Grives et bécasses aussi. Les écologistes, et même de nombreux paloumayres traditionnels, estiment qu'on se donnerait moins de mal pour lutter contre une mesure agricole si elle ne remettait pas en jeu la présence massive d'oiseaux dont les chasseurs landais profitaient abondamment depuis l'explosion de la culture intensive du maïs. Mais c'est une autre histoire... 
Le mulching n'est sans doute pas la seule cause de la baisse des effectifs. Cet automne, il y avait une glandée exceptionnelle dans toute la France, y compris dans notre région. Il y avait même des faines en abondance en montagne, mais les palombes ne sont jamais montées les manger pendant l'hiver, comme il y a deux ans. Le garde-manger était donc bien rempli, mais les oiseaux ne sont pas venus. 
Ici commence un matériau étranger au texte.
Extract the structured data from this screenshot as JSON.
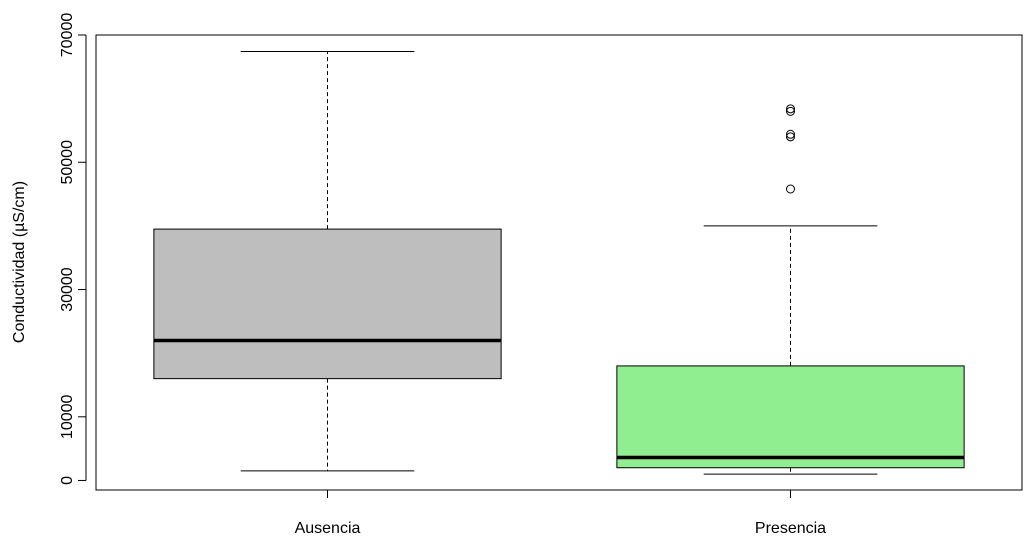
{
  "chart_data": {
    "type": "boxplot",
    "title": "",
    "xlabel": "",
    "ylabel": "Conductividad (µS/cm)",
    "ylim": [
      -1500,
      70000
    ],
    "yticks": [
      0,
      10000,
      30000,
      50000,
      70000
    ],
    "ytick_labels": [
      "0",
      "10000",
      "30000",
      "50000",
      "70000"
    ],
    "grid": false,
    "categories": [
      "Ausencia",
      "Presencia"
    ],
    "series": [
      {
        "category": "Ausencia",
        "color": "#bebebe",
        "whisker_low": 1500,
        "q1": 16000,
        "median": 22000,
        "q3": 39500,
        "whisker_high": 67400,
        "outliers": []
      },
      {
        "category": "Presencia",
        "color": "#90ee90",
        "whisker_low": 1000,
        "q1": 2000,
        "median": 3600,
        "q3": 18000,
        "whisker_high": 40000,
        "outliers": [
          45800,
          54000,
          54400,
          58000,
          58400
        ]
      }
    ]
  }
}
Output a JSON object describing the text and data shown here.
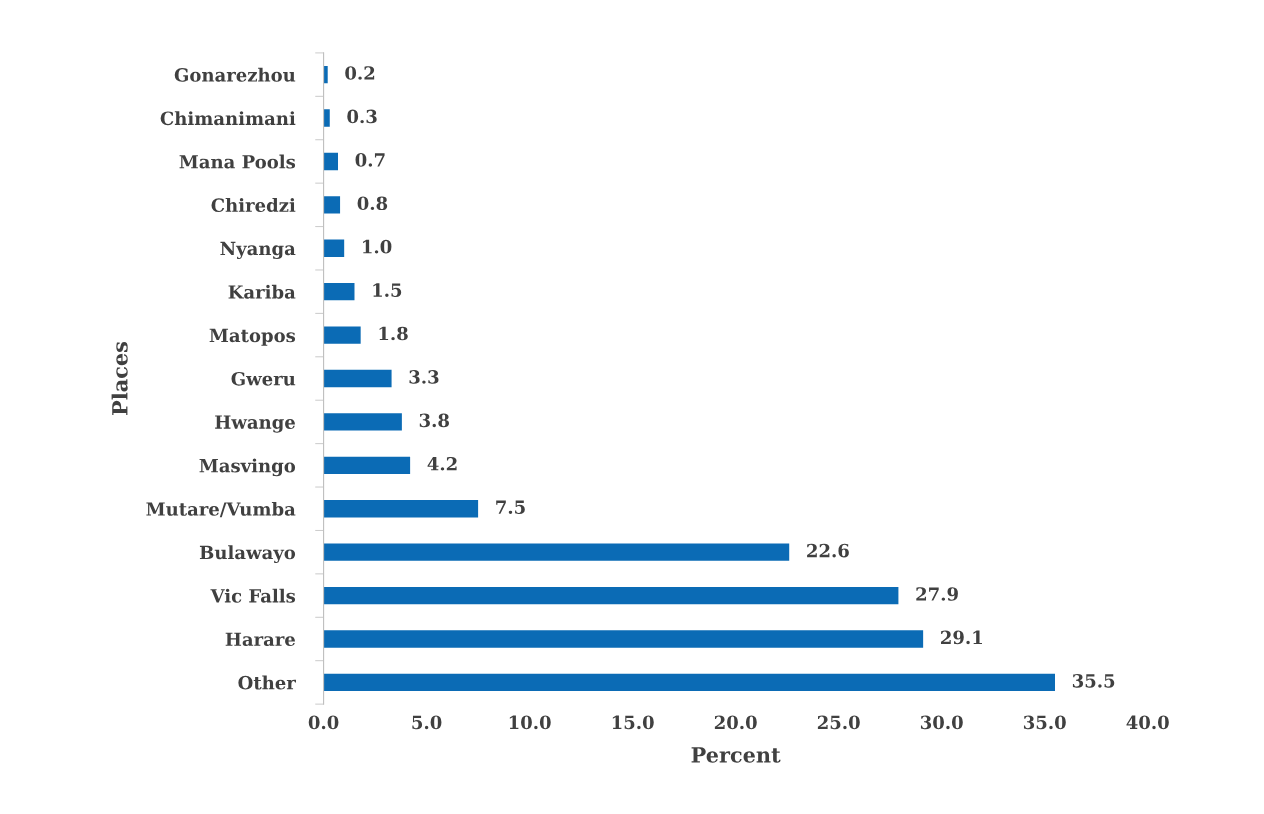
{
  "chart_data": {
    "type": "bar",
    "orientation": "horizontal",
    "xlabel": "Percent",
    "ylabel": "Places",
    "categories": [
      "Gonarezhou",
      "Chimanimani",
      "Mana Pools",
      "Chiredzi",
      "Nyanga",
      "Kariba",
      "Matopos",
      "Gweru",
      "Hwange",
      "Masvingo",
      "Mutare/Vumba",
      "Bulawayo",
      "Vic Falls",
      "Harare",
      "Other"
    ],
    "values": [
      0.2,
      0.3,
      0.7,
      0.8,
      1.0,
      1.5,
      1.8,
      3.3,
      3.8,
      4.2,
      7.5,
      22.6,
      27.9,
      29.1,
      35.5
    ],
    "color": "#0b6bb5",
    "value_labels": [
      "0.2",
      "0.3",
      "0.7",
      "0.8",
      "1.0",
      "1.5",
      "1.8",
      "3.3",
      "3.8",
      "4.2",
      "7.5",
      "22.6",
      "27.9",
      "29.1",
      "35.5"
    ],
    "xlim": [
      0,
      40
    ],
    "xticks": [
      {
        "value": 0,
        "label": "0.0"
      },
      {
        "value": 5,
        "label": "5.0"
      },
      {
        "value": 10,
        "label": "10.0"
      },
      {
        "value": 15,
        "label": "15.0"
      },
      {
        "value": 20,
        "label": "20.0"
      },
      {
        "value": 25,
        "label": "25.0"
      },
      {
        "value": 30,
        "label": "30.0"
      },
      {
        "value": 35,
        "label": "35.0"
      },
      {
        "value": 40,
        "label": "40.0"
      }
    ],
    "grid": false,
    "legend": false
  }
}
« Le même phénomène a été enregistré pour toutes les espèces migratrices cette saison », confirme Richard Beïtia, directeur des services techniques de la fédération des Pyrénées-Atlantiques. « Une bonne moitié des populations de grives, de bécasses et de canards ont également manqué à l'appel. Les palombes ont fait de même. Beaucoup sont restées en Allemagne ou dans le nord de la France. » 
Un automne plus frais nous ramènera-t-il en nombre les beaux oiseaux bleus ? Rendez-vous en octobre.